Not coincidentally, I find myself doing much the same thing in the classroom these days, since becoming a classical educator. These are the very practices at the heart of classical education, and the intellectual and spiritual preparation classical educators offer to our students are allied to the efforts a mindful parent makes to prepare their own children for the future. We draw upon an ancient approach to education, an approach that has proven itself through centuries to provide exactly the kind of formation that leads to wisdom and virtue. After all, the far greater portion of historical epochs have been marked by disruption, division, suffering, and upheaval, yet through them all our forbears continued to form their children according to that very same plan that classical educators have inherited, in the clear conviction that this plan would call forth all the human potencies they would need to flourish and to lead in even the most perilous of ages.
So we pray with our students, and attend church, and invite them to know intimately a Lord who remained steadfast towards God’s will in the throes of the most bitter trial and suffering. We share with them other stories as well, the story about the Trojan prince who fought dutifully for his family and his country in the certain knowledge that his efforts would prove futile in the end, or the story about the dissolute saint who went astray amid a crumbling empire, and who only found salvation from the evils of the city of man when his soul submitted at last to its desire for the city of God. And we marvel daily by their sides at the monuments and the masterpieces and the cities and the poems that come down to us from past times, in order to impress upon them that dictum of Chesterton, “what man has done man may do,” and to remember that no matter how ugly, how uncivil, how stupid and degrading the world around them becomes, it does not need to be that way, not even now. In this way, we strive to supply each of our students with the intellectual and moral virtues that will serve them in the days to come, let those days unfold how they will. It is not everything we would do for them, but it is not little either; it is not negligible; and it will bear fruit for them in their lives, I am sure.

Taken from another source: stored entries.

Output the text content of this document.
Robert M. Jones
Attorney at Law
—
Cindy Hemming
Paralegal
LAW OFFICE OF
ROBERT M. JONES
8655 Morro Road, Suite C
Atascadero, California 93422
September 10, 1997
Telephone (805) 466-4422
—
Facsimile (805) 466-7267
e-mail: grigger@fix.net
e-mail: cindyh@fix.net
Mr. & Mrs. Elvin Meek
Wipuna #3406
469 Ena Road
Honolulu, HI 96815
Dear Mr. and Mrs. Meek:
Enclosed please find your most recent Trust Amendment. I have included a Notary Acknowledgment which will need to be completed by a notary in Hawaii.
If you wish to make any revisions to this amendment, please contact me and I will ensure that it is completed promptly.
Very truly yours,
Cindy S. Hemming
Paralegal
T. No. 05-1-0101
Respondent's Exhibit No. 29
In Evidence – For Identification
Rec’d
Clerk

At the outset of our school year, the pastor of our parish addressed our faculty in order to prepare our minds and hearts for the work of the year ahead. He referenced the story of Jairus, as told in the Gospel of Mark, about how he implored Christ to come and heal his ailing daughter, and how, as they walked together back to his house, he received the news that in fact, his daughter had died. It was at that moment – so fraught with the most intense anguish imaginable – that Christ admonished Jairus: “Fear is useless. What is needed now is faith.” In these words, the whole impetus behind the classical schooling movement is distilled. Classical Christian education is the faithful response to the fearful uncertainty of our times. It is the means by which we pass along to our children those priceless gifts over which fortune has no power. As classical educators, we walk the same road as that old master of the synagogue, who grieved for the bitter fortune that had overtaken his child, but who, in the face of that grief, trusted in the strange promise of the Lord, and through the power of that promise, found his child vibrant and joyful when he came home again.